This corresponds to almost six percent of national greenhouse gas emissions, the EPFL announced on Monday. This would generate tax revenue of CHF 4.6 billion, of which the largest share - CHF 2.9 billion - would benefit the federal government. The study examined tax concessions at federal, cantonal and municipal level.

International air traffic, which is exempt from mineral oil tax and VAT, benefits from a highly climate-relevant subsidy. Abolishing these tax concessions would reduce CO2 emissions by almost 1.5 million tons per year, the report continued. There is also the potential for over 1.3 billion Swiss francs in additional tax revenue.

Tax concessions for company cars, free parking spaces and commuter deductions have a detrimental effect on the climate in commuter traffic. Tax concessions influence the behavior of users, wrote the EPFL.

Abolishing the commuter deduction and tax breaks for company cars and parking spaces at the place of work would reduce CO2 emissions by over 600,000 tons and generate additional income tax revenue of over two billion francs.

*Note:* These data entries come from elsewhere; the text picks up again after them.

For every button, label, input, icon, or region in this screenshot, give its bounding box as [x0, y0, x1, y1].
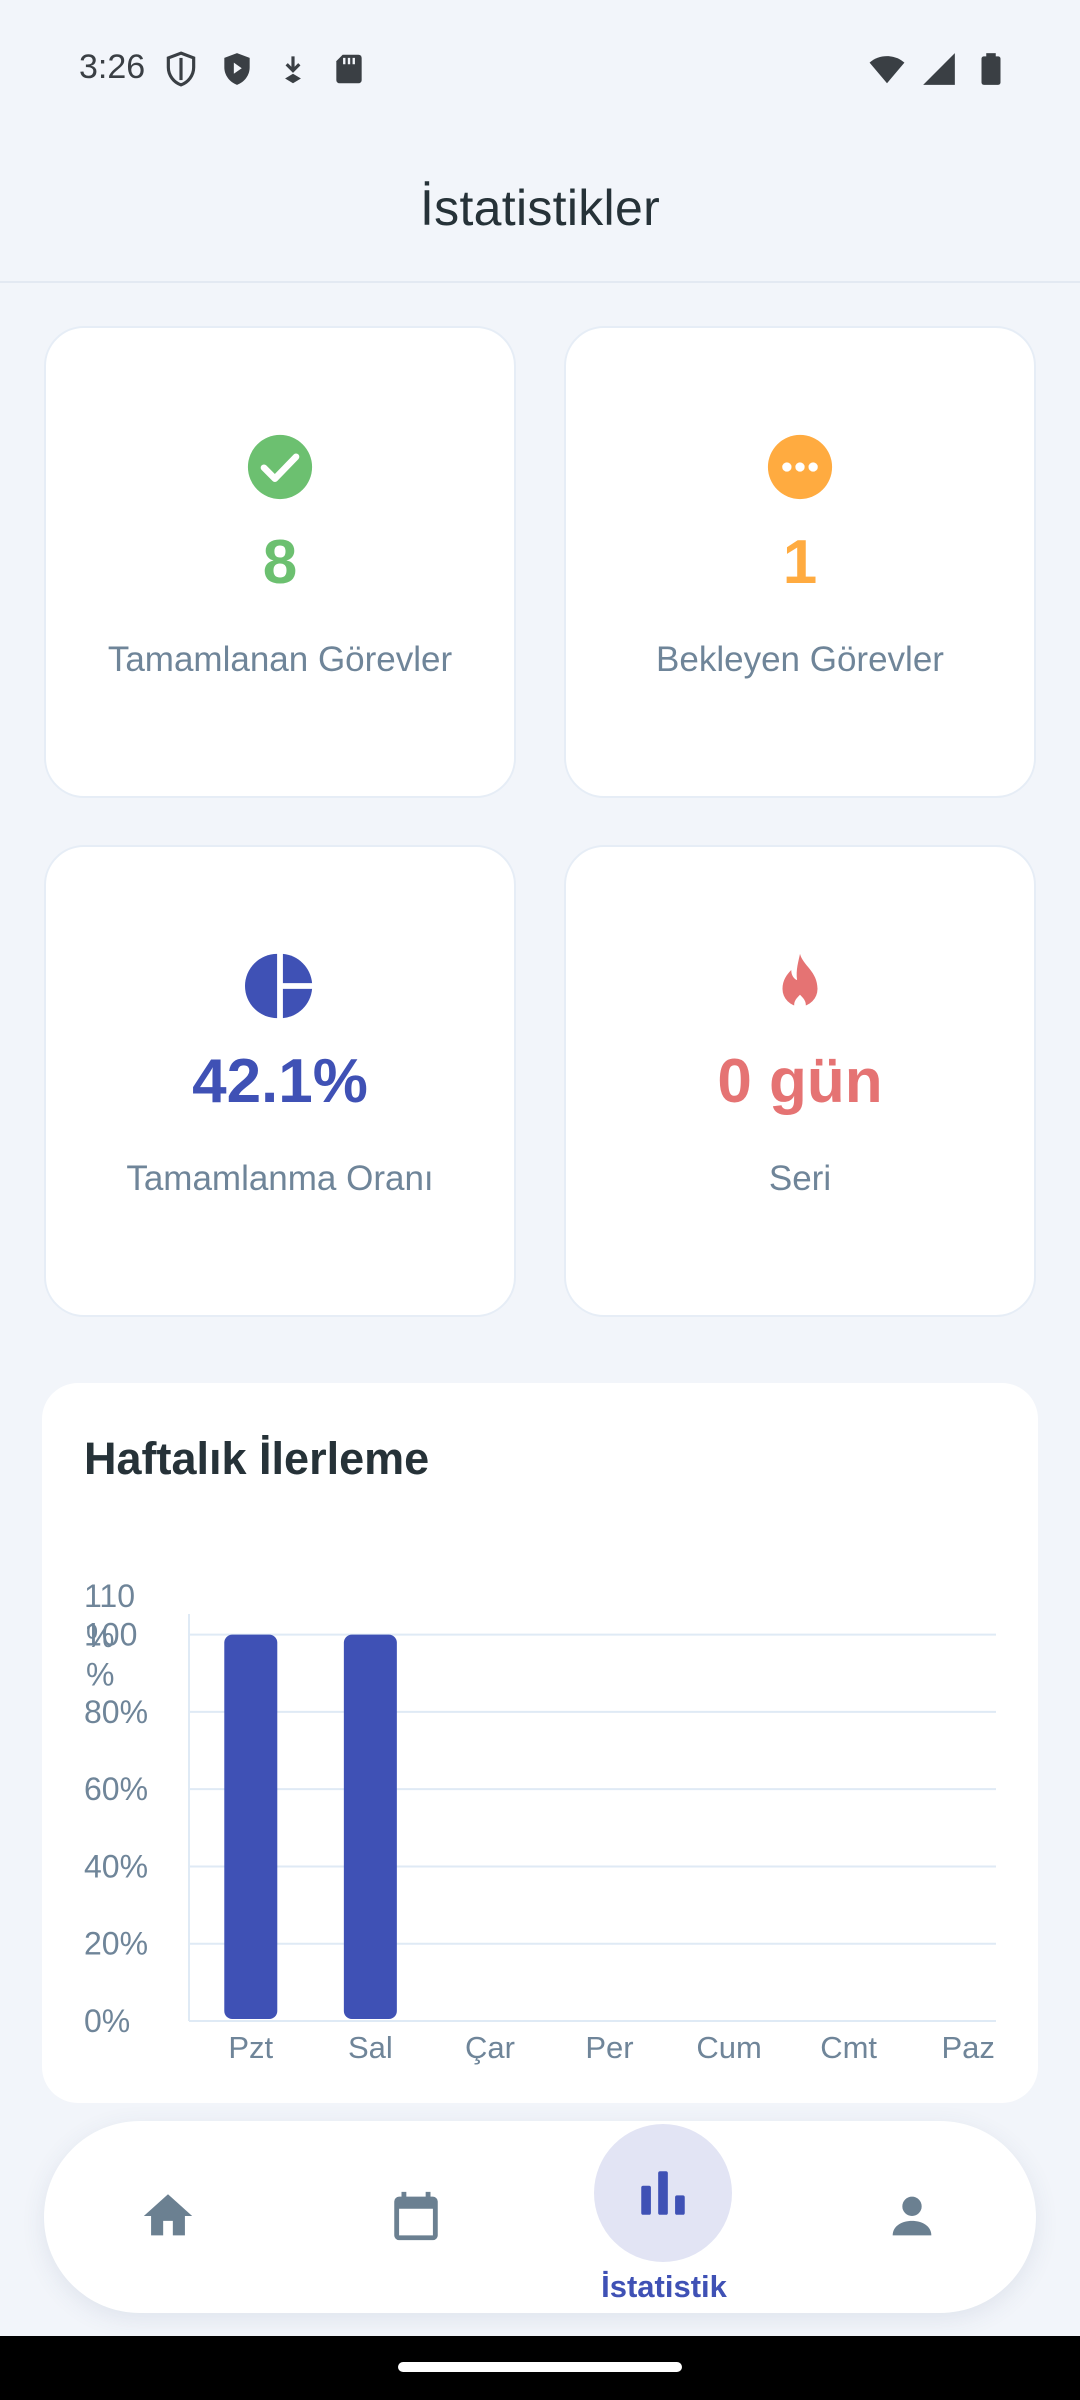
more-horiz-circle-icon	[767, 434, 833, 500]
home-icon	[143, 2194, 193, 2236]
nav-label-statistics: İstatistik	[601, 2269, 727, 2304]
status-time: 3:26	[79, 48, 146, 86]
home-gesture-handle[interactable]	[398, 2362, 682, 2372]
pie-chart-icon	[245, 953, 313, 1019]
fire-icon	[782, 953, 818, 1011]
bottom-navigation: İstatistik	[44, 2121, 1036, 2313]
completion-rate-label: Tamamlanma Oranı	[126, 1159, 434, 1198]
app-header: İstatistikler	[0, 135, 1080, 283]
y-tick-label: 80%	[84, 1694, 148, 1730]
nav-item-home[interactable]	[44, 2121, 292, 2313]
nav-item-profile[interactable]	[788, 2121, 1036, 2313]
sd-card-icon	[336, 54, 362, 84]
signal-icon	[923, 53, 955, 85]
battery-icon	[981, 53, 1001, 85]
x-tick-label: Sal	[348, 2030, 393, 2065]
completed-tasks-label: Tamamlanan Görevler	[107, 640, 453, 679]
status-icons-left	[162, 50, 368, 88]
weekly-progress-card: 0% 20% 40% 60% 80% 100% 110% Pzt Sal Çar Per Cum Cmt…	[42, 1383, 1038, 2103]
bar-pzt	[224, 1634, 278, 2019]
download-arrow-icon	[285, 56, 301, 84]
completed-tasks-value: 8	[262, 528, 298, 597]
streak-label: Seri	[768, 1159, 832, 1198]
vpn-shield-outline-icon	[166, 51, 196, 87]
y-tick-label-part: 110	[84, 1578, 135, 1614]
x-tick-label: Cum	[696, 2030, 761, 2065]
pending-tasks-card: 1 Bekleyen Görevler	[564, 326, 1036, 798]
nav-item-calendar[interactable]	[292, 2121, 540, 2313]
completion-rate-card: 42.1% Tamamlanma Oranı	[44, 845, 516, 1317]
y-tick-label-part: %	[86, 1618, 114, 1654]
streak-card: 0 gün Seri	[564, 845, 1036, 1317]
x-tick-label: Per	[585, 2030, 633, 2065]
check-circle-icon	[247, 434, 313, 500]
shield-play-icon	[224, 53, 250, 85]
bar-sal	[343, 1634, 397, 2019]
system-navigation-bar	[0, 2336, 1080, 2400]
completed-tasks-card: 8 Tamamlanan Görevler	[44, 326, 516, 798]
calendar-icon	[394, 2191, 438, 2241]
page-title: İstatistikler	[419, 180, 661, 236]
status-bar: 3:26	[0, 0, 1080, 135]
x-tick-label: Cmt	[820, 2030, 877, 2065]
x-tick-label: Pzt	[228, 2030, 273, 2065]
pending-tasks-label: Bekleyen Görevler	[656, 640, 944, 679]
y-tick-label: 0%	[84, 2003, 130, 2039]
person-icon	[892, 2196, 932, 2236]
weekly-progress-chart: 0%20%40%60%80%100 %110 %Pzt Sal Çar Per Cum Cmt…	[84, 1578, 996, 2065]
chart-title: Haftalık İlerleme	[84, 1433, 430, 1484]
y-tick-label: 60%	[84, 1771, 148, 1807]
streak-value: 0 gün	[717, 1047, 883, 1116]
bar-chart-icon	[641, 2171, 685, 2215]
y-tick-label-part: %	[86, 1657, 114, 1693]
completion-rate-value: 42.1%	[192, 1047, 368, 1116]
y-tick-label: 20%	[84, 1926, 148, 1962]
wifi-icon	[869, 56, 905, 84]
status-icons-right	[868, 50, 1010, 88]
pending-tasks-value: 1	[782, 528, 818, 597]
active-indicator	[594, 2124, 732, 2262]
x-tick-label: Paz	[942, 2030, 995, 2065]
y-tick-label: 40%	[84, 1848, 148, 1884]
nav-item-statistics[interactable]: İstatistik	[540, 2121, 788, 2313]
x-tick-label: Çar	[465, 2030, 515, 2065]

In the case of heavy goods vehicles, the external costs of the performance-related heavy vehicle charge are not compensated. Light commercial vehicles are completely exempt from it. If heavy goods traffic and light commercial vehicles had to cover their non-climate-related external costs in full, CO2 emissions would fall by over 200,000 tons and generate more than one billion Swiss francs.